Panic attacks — what to do

  • Stay calm; use a gentle voice
  • Move somewhere quieter if possible
  • Remind them it will pass
  • Encourage slow out-breaths without forcing
  • Use grounding
  • Offer water; reduce attention from others
  • Don't argue with the fear
  • Stay nearby if wanted; give time to recover

Helpful words:

"This feels scary, but it will pass."
"Your body is having a panic response."
"You are safe. I'm here with you. We don't need to rush."

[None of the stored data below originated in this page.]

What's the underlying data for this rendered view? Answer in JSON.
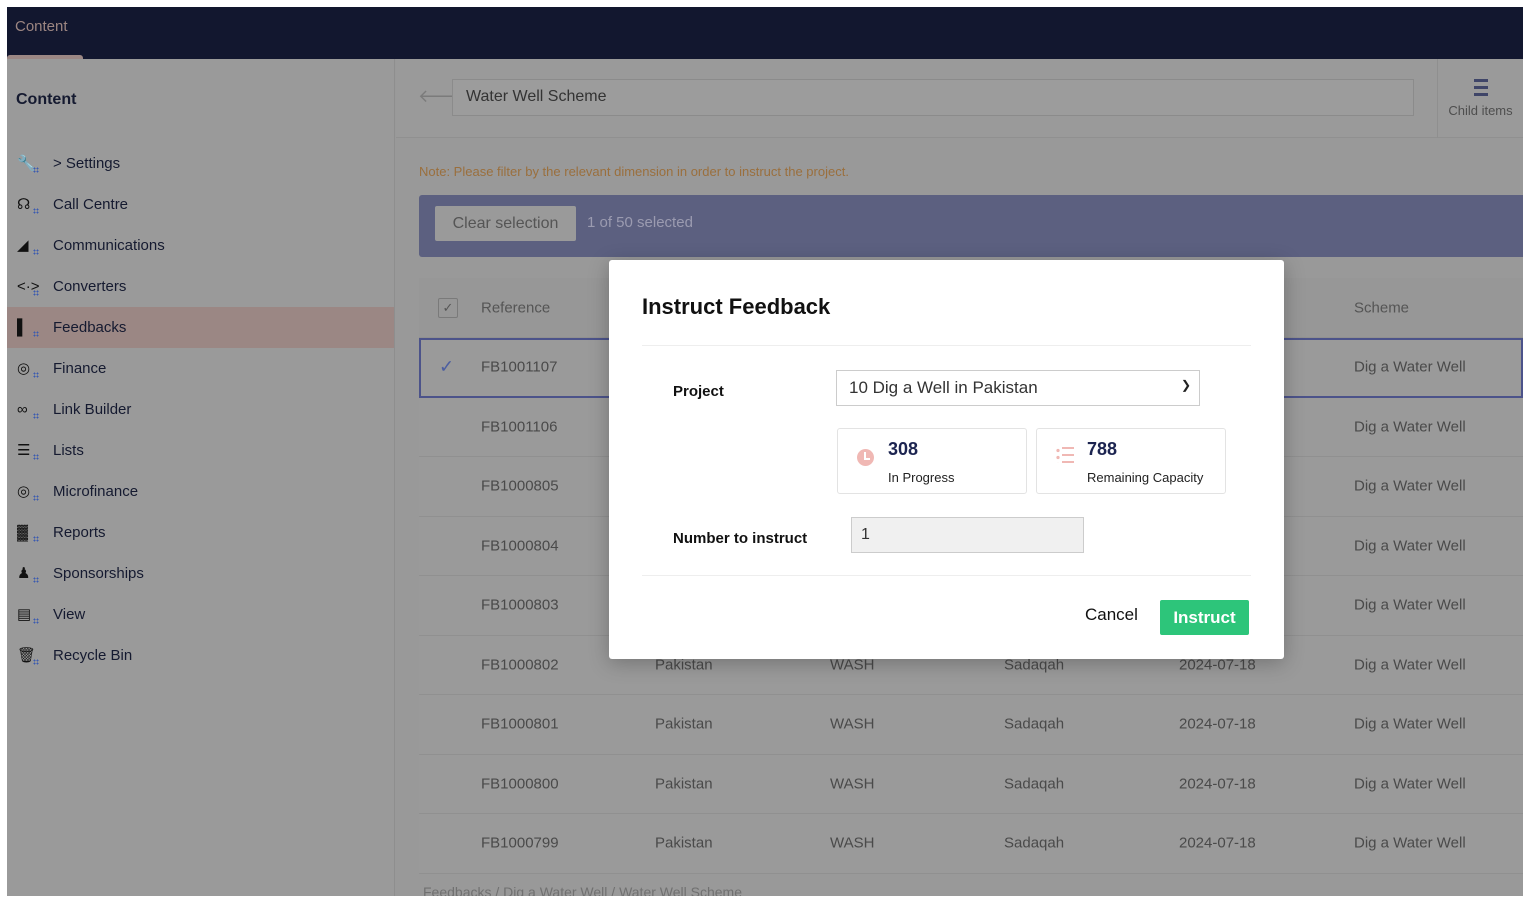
{
  "topbar": {
    "tab": "Content"
  },
  "sidebar": {
    "title": "Content",
    "items": [
      {
        "label": "> Settings",
        "icon": "wrench-icon"
      },
      {
        "label": "Call Centre",
        "icon": "headset-icon"
      },
      {
        "label": "Communications",
        "icon": "communications-icon"
      },
      {
        "label": "Converters",
        "icon": "converter-icon"
      },
      {
        "label": "Feedbacks",
        "icon": "feedback-icon",
        "active": true
      },
      {
        "label": "Finance",
        "icon": "finance-icon"
      },
      {
        "label": "Link Builder",
        "icon": "link-icon"
      },
      {
        "label": "Lists",
        "icon": "list-icon"
      },
      {
        "label": "Microfinance",
        "icon": "microfinance-icon"
      },
      {
        "label": "Reports",
        "icon": "reports-icon"
      },
      {
        "label": "Sponsorships",
        "icon": "sponsorship-icon"
      },
      {
        "label": "View",
        "icon": "view-icon"
      },
      {
        "label": "Recycle Bin",
        "icon": "trash-icon"
      }
    ]
  },
  "header": {
    "title": "Water Well Scheme",
    "child_items": "Child items"
  },
  "note": "Note: Please filter by the relevant dimension in order to instruct the project.",
  "selection": {
    "clear": "Clear selection",
    "count": "1 of 50 selected"
  },
  "table": {
    "headers": [
      "Reference",
      "Scheme"
    ],
    "rows": [
      {
        "ref": "FB1001107",
        "scheme": "Dig a Water Well",
        "selected": true
      },
      {
        "ref": "FB1001106",
        "scheme": "Dig a Water Well"
      },
      {
        "ref": "FB1000805",
        "scheme": "Dig a Water Well"
      },
      {
        "ref": "FB1000804",
        "scheme": "Dig a Water Well"
      },
      {
        "ref": "FB1000803",
        "scheme": "Dig a Water Well"
      },
      {
        "ref": "FB1000802",
        "country": "Pakistan",
        "category": "WASH",
        "type": "Sadaqah",
        "date": "2024-07-18",
        "scheme": "Dig a Water Well"
      },
      {
        "ref": "FB1000801",
        "country": "Pakistan",
        "category": "WASH",
        "type": "Sadaqah",
        "date": "2024-07-18",
        "scheme": "Dig a Water Well"
      },
      {
        "ref": "FB1000800",
        "country": "Pakistan",
        "category": "WASH",
        "type": "Sadaqah",
        "date": "2024-07-18",
        "scheme": "Dig a Water Well"
      },
      {
        "ref": "FB1000799",
        "country": "Pakistan",
        "category": "WASH",
        "type": "Sadaqah",
        "date": "2024-07-18",
        "scheme": "Dig a Water Well"
      }
    ]
  },
  "breadcrumb": "Feedbacks / Dig a Water Well / Water Well Scheme",
  "modal": {
    "title": "Instruct Feedback",
    "project_label": "Project",
    "project_value": "10 Dig a Well in Pakistan",
    "stats": [
      {
        "value": "308",
        "label": "In Progress"
      },
      {
        "value": "788",
        "label": "Remaining Capacity"
      }
    ],
    "number_label": "Number to instruct",
    "number_value": "1",
    "cancel": "Cancel",
    "instruct": "Instruct"
  },
  "colors": {
    "accent": "#2dc57a",
    "topbar": "#12172f",
    "selection_bar": "#5c6080"
  }
}
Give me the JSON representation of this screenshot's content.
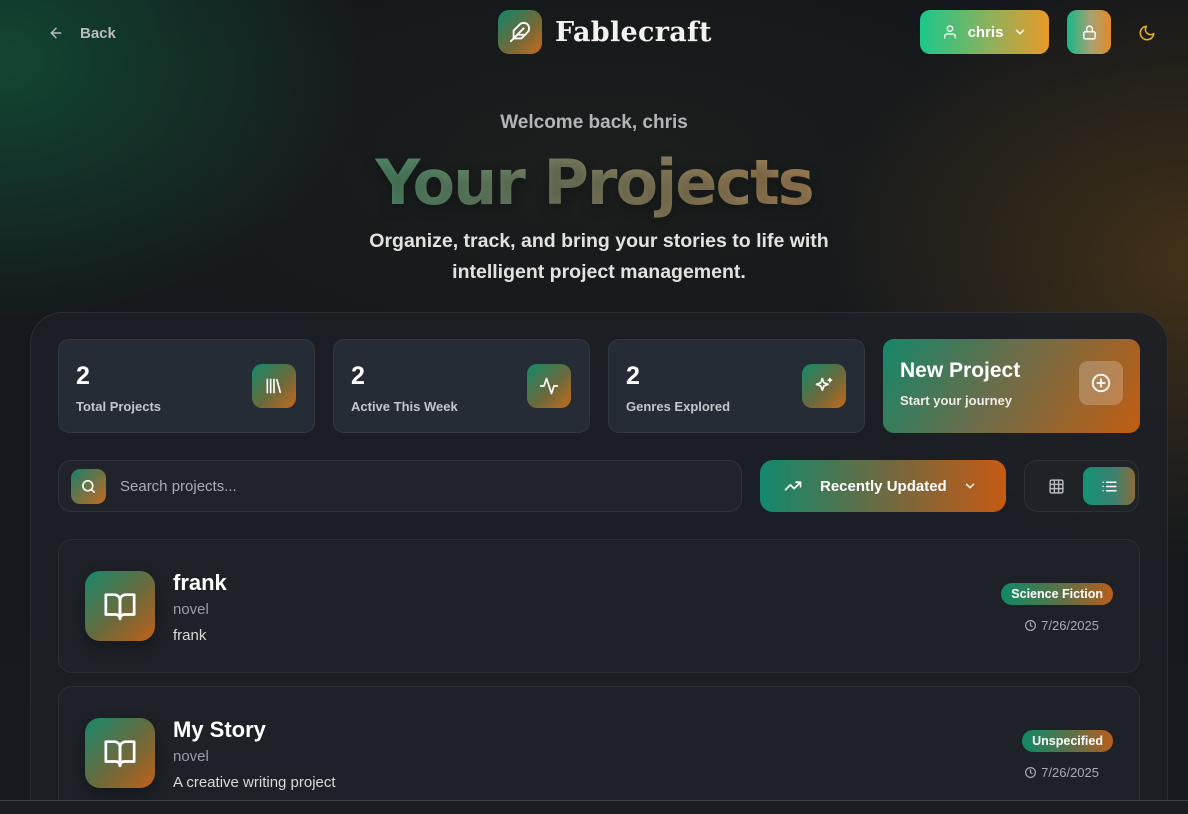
{
  "header": {
    "back_label": "Back",
    "brand_name": "Fablecraft",
    "user_name": "chris"
  },
  "hero": {
    "welcome": "Welcome back, chris",
    "title": "Your Projects",
    "subtitle": "Organize, track, and bring your stories to life with intelligent project management."
  },
  "stats": [
    {
      "value": "2",
      "label": "Total Projects",
      "icon": "library-icon"
    },
    {
      "value": "2",
      "label": "Active This Week",
      "icon": "activity-icon"
    },
    {
      "value": "2",
      "label": "Genres Explored",
      "icon": "sparkles-icon"
    }
  ],
  "new_project": {
    "title": "New Project",
    "subtitle": "Start your journey",
    "icon": "plus-circle-icon"
  },
  "search": {
    "placeholder": "Search projects...",
    "value": ""
  },
  "sort": {
    "selected": "Recently Updated",
    "icon": "trending-up-icon"
  },
  "view": {
    "active": "list"
  },
  "projects": [
    {
      "title": "frank",
      "type": "novel",
      "description": "frank",
      "genre": "Science Fiction",
      "date": "7/26/2025"
    },
    {
      "title": "My Story",
      "type": "novel",
      "description": "A creative writing project",
      "genre": "Unspecified",
      "date": "7/26/2025"
    }
  ],
  "colors": {
    "accent_green": "#16896c",
    "accent_orange": "#c65a14",
    "moon": "#e8b32a",
    "background": "#15181d"
  }
}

Avoid: "Calm down", laughing, getting angry, telling them they're silly, forcing them to talk, crowding them, touching without consent, threatening consequences.

Language that helps

"Stop worrying" → "I can see this worry feels really big."
"There's nothing to be scared of" → "Your body feels scared, and I'm here to help."
"Just go in" → "Let's take one small step together."
"You're being dramatic" → "This feels hard for you right now."
"You're fine" → "You're safe, and this feeling will pass."
"Everyone else can do it" → "We're focusing on your next brave step."
"Calm down" → "Let's help your body feel safer."

Bravery doesn't mean not feeling scared. Bravery means taking a small step while your body feels worried.

Sleep, food and connection

  • Sleep: predictable routine, worry time earlier in the evening, write worries down, calm lighting, audio story, comfort object. Avoid big conversations at bedtime.
  • Food: offer safe foods, never force food during panic, keep breakfast simple. Speak to your GP if eating becomes restricted.
  • Connection: ten quiet minutes of one-to-one time — reading, drawing, walking, Lego — does more for a child's nervous system than any technique.